Bare-Tool Makita BJR182Z 18-Volt LXT Lithium-Ion Cordless Reciprocating Saw

bare-tool-makita-bjr182z-18-volt-lxt-lithium-ion-cordless photo
Rating: 4 out of 5
  • Currently 4.0/5.0

My primary reason for buying a Makita reciprocating saw rather than another brand is that I already owned the batteries and charging base from another Makita cordless tool.

The Makita battery system is easy to use and very efficient. Batteries usually charge in about fifteen minutes. In this tool, I found that heavy work tended to super heat the battery and then drain it of power. In order to charge the battery again, it had to be cooled and then charged, which more than doubles the charging time.

However, for those brief minutes when it's really working, it is quite powerful for its size and is capable of chopping through nearly every material I've tried.
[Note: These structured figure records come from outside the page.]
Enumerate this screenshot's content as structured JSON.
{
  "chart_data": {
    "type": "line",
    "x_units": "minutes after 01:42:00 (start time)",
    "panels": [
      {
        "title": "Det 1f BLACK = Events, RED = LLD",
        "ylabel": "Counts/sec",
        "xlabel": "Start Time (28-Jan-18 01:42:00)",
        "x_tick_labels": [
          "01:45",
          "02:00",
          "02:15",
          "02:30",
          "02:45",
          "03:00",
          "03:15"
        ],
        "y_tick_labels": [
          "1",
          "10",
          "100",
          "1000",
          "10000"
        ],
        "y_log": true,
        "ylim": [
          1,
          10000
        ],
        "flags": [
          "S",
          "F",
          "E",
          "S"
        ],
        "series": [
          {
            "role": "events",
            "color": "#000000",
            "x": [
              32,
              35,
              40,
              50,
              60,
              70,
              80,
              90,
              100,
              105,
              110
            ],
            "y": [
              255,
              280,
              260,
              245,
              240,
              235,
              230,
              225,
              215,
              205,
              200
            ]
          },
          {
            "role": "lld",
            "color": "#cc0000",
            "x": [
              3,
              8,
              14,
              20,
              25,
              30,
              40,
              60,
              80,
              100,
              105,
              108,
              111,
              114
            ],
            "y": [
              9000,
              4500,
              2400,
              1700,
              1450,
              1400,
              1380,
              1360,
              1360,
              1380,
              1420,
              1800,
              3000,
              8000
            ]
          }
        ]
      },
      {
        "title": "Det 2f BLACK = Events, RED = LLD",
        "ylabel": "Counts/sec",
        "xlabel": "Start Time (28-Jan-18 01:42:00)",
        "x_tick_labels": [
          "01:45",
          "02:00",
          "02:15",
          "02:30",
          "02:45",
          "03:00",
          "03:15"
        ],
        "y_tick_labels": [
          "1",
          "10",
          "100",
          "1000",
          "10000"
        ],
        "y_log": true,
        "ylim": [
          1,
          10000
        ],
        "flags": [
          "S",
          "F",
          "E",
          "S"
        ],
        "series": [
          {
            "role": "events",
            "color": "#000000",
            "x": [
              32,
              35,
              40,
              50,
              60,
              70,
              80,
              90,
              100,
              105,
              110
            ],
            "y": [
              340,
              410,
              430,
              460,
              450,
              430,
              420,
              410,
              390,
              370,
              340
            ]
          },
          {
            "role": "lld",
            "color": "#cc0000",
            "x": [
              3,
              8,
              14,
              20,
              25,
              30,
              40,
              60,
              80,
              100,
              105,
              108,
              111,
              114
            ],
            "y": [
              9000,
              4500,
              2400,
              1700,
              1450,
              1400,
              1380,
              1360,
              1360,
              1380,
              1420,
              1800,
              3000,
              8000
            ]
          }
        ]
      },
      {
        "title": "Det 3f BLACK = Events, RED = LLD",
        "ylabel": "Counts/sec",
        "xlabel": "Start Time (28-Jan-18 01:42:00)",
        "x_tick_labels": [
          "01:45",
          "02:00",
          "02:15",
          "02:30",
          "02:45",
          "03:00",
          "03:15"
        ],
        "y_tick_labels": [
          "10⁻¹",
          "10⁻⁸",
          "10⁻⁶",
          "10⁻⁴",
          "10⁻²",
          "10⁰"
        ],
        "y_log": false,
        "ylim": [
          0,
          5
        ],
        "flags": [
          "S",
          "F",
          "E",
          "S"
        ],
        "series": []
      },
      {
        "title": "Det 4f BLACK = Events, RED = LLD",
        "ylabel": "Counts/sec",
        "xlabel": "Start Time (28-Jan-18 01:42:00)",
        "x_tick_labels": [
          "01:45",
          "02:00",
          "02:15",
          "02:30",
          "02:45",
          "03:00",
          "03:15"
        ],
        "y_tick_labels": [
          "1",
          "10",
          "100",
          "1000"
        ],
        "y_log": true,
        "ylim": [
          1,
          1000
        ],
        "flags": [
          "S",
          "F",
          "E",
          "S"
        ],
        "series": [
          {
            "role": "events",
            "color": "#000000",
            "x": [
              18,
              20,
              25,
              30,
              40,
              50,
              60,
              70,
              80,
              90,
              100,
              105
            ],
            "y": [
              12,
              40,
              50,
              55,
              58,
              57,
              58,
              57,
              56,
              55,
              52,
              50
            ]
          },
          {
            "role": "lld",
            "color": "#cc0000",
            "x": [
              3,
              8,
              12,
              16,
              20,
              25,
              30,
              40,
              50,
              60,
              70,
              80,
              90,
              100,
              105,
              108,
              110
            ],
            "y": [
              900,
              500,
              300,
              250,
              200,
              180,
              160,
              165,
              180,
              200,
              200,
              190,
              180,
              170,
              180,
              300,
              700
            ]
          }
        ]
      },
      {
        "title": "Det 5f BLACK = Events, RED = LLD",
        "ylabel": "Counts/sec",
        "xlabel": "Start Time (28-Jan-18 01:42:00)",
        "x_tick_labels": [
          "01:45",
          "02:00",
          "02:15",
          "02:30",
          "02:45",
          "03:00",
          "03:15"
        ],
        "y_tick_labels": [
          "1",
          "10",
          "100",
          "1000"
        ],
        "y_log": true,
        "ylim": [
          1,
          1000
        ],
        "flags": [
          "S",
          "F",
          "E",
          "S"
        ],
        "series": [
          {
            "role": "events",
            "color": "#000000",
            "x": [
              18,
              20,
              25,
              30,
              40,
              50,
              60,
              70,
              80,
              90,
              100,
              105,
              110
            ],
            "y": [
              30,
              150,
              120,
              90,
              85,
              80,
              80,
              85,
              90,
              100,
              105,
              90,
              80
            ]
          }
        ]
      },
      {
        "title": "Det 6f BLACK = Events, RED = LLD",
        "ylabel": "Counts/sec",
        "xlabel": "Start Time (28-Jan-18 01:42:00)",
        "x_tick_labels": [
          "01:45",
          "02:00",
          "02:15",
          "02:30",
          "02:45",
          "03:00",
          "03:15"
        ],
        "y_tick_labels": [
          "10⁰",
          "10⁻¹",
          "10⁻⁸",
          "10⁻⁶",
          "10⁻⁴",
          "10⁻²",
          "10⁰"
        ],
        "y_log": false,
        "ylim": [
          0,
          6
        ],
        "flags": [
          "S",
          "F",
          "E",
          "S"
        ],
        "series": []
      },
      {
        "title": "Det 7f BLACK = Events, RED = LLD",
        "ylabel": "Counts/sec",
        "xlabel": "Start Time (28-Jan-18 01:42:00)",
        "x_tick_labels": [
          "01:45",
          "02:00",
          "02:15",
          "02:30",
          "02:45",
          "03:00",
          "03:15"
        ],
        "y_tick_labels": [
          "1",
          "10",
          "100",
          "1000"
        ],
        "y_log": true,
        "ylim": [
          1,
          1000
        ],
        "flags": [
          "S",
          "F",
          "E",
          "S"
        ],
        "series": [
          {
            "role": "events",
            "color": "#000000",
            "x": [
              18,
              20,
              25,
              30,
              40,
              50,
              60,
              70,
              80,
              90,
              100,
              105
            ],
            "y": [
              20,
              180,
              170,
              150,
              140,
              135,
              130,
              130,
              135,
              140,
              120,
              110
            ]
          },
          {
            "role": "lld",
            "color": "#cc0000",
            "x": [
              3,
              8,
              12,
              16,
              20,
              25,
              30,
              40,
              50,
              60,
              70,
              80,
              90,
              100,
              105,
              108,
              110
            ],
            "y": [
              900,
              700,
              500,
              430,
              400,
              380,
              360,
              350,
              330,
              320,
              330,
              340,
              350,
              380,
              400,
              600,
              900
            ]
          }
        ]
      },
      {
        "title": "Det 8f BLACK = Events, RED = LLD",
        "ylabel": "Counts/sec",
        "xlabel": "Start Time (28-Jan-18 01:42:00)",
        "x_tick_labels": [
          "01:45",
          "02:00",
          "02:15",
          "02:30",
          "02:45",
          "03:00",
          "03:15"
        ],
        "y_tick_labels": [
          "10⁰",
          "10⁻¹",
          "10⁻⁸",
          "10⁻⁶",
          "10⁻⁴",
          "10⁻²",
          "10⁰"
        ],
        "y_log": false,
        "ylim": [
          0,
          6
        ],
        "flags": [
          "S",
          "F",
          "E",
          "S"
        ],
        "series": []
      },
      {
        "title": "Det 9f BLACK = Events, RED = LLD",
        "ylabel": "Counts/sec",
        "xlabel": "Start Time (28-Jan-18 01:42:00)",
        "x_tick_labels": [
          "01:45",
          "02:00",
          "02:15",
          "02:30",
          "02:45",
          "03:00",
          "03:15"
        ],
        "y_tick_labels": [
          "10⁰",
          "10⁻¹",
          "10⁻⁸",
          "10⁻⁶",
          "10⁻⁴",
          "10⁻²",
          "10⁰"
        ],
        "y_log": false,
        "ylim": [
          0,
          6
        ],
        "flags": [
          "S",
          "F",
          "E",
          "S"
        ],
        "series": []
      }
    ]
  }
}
I installed recess lighting under kitchen cabinets that required a few small holes, and it easily and cleanly cut through the pine cabinetry. It also works to trim even the thick part of rose bushes.

At just under eight pounds, the balance is decent, with a wide grip with very useful finger indentations. The front grip keeps fingers away from the blades while providing proper support and control. The tool sturdily constructed, with no worries of getting it dirty or denting it with everyday use.

Though Makita claims the blades are easy to change, I have had varying experiences. The system itself is simple but finicky. Any mud or plaster will keep the blade from fitting properly which, along with being dangerous, causes vibrations through the tool and uneven cut lines. It might be the blades I'm using rather than the tool, but the fact that I've tried a few different brands with similar results seems to indicate a fault with the tool.

Overall, though, the saw provides exceptional power for the weight, the extreme ease of a cordless model, and a good, useable design. I like that it works with the Makita battery system, though it does take a more powerful battery than some of the very popular Makita tools, like the cordless drill.